EPSRC Reference: EP/G042853/1
Title: Multiscale Ensemble Computing for Modelling Biological Catalysts
Principal Investigator: Mulholland, Professor AJ
Other Investigators:
Manby, Professor FR
Researcher Co-Investigators:
Dr CJ Woods
Project Partners:
Department: Chemistry
Organisation: University of Bristol
Scheme: Standard Research
Starts: 01 January 2009 Ends: 31 December 2009 Value (£): 77,255
EPSRC Research Topic Classifications:
Catalysis & enzymology Chemical Biology
EPSRC Industrial Sector Classifications:
No relevance to Underpinning Sectors
Related Grants:
Panel History:
Panel DatePanel NameOutcome
10 Dec 2008 HPCx Complementary Capability Challenge Announced
Summary on Grant Application Form
The goal of this project is to use the flexible HPC resource made available on HPCx to perform a detailed investigation of the mechanism of chemical reactions catalysed by the enzyme fatty acid amide hydrolase (FAAH), an important target for drug development. HPC resources are increasingly helping to illuminate and analyse the fundamental mechanisms of biological 'molecular machines'. An example is enzyme catalysis. Enzymes are very efficient natural catalysts. Understanding how they work is a vital first step to the goal of harnessing their power for industrial and pharmaceutical applications. For example, many drugs work by stopping enzymes from functioning.Atomically detailed computer models of enzyme-catalysed reactions provide an insight into the source of an enzyme's power. Due to the large size of biological molecules, simplified classical models of atomic interactions are used. These molecular mechanics (MM) models have been used successfully to understand the molecular dynamics of proteins. However, MM can provide only a low-quality model of a chemical reaction, as electrons are represented implicitly. The best quality chemical models are provided by quantum mechanics (QM).

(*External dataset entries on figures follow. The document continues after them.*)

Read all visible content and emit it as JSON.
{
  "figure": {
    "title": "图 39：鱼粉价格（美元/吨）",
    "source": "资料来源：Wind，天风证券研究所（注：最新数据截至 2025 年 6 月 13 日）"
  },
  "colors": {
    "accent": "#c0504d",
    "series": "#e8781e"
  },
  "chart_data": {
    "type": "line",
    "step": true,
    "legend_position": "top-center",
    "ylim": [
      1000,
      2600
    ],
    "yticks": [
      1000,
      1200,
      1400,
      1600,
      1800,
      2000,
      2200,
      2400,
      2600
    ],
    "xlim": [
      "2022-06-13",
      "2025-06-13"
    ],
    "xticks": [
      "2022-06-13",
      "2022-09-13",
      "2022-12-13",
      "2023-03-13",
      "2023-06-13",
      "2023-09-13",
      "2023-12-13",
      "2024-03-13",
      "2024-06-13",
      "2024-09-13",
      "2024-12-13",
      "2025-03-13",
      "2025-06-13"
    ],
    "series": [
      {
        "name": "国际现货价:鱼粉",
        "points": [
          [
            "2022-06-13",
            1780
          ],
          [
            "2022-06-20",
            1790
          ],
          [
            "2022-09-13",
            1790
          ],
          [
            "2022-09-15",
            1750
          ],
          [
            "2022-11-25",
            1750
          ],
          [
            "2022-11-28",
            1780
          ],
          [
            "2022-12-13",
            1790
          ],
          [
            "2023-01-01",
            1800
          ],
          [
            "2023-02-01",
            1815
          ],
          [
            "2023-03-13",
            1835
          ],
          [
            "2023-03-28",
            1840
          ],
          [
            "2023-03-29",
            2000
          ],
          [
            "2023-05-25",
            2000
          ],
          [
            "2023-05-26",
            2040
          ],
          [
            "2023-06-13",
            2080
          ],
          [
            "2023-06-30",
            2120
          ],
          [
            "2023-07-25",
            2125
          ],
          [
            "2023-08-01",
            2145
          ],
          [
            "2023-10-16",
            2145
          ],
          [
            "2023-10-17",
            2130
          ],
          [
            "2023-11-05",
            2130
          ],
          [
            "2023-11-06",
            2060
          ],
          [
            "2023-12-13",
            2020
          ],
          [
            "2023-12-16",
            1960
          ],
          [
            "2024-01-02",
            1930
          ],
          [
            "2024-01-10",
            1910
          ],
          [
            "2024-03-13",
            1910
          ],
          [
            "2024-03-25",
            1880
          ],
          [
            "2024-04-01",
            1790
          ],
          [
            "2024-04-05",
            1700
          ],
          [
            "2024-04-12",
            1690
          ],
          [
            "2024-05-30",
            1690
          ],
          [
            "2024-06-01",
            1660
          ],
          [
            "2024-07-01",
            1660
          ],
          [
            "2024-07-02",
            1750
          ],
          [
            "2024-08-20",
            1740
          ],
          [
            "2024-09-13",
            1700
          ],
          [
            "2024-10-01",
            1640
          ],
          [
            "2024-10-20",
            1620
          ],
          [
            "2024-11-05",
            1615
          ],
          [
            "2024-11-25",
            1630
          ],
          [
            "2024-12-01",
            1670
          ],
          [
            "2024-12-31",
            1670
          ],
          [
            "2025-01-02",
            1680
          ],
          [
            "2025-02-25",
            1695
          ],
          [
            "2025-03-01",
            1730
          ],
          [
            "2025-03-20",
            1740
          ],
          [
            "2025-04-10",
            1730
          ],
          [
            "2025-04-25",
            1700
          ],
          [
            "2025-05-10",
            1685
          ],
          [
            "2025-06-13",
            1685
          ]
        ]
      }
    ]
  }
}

QM calculations are highly computationally expensive, so it would be challenging to solve a QM model of an entire enzyme system. One solution is to use multiscale methods that embed a QM representation of the reactive region of the enzyme within an MM model of the rest of the system. Multilevel simulations of biological systems scale poorly over the many processors available on an HPC resource. New multiscale modelling methods(4) that split a single calculation into an ensemble of loosely-coupled simulations, are therefore a promising new direction to utilize maximum computingpower. The aim is to make best use of the large numbers of processors by effectively coupling multiple individual simulations into a single supra-simulation. This method, applied on an HPC resource, promises to lead to a step change in the quality of the modelling of enzyme-catalysed reactions, and will provide new insights into these remarkable biological molecules.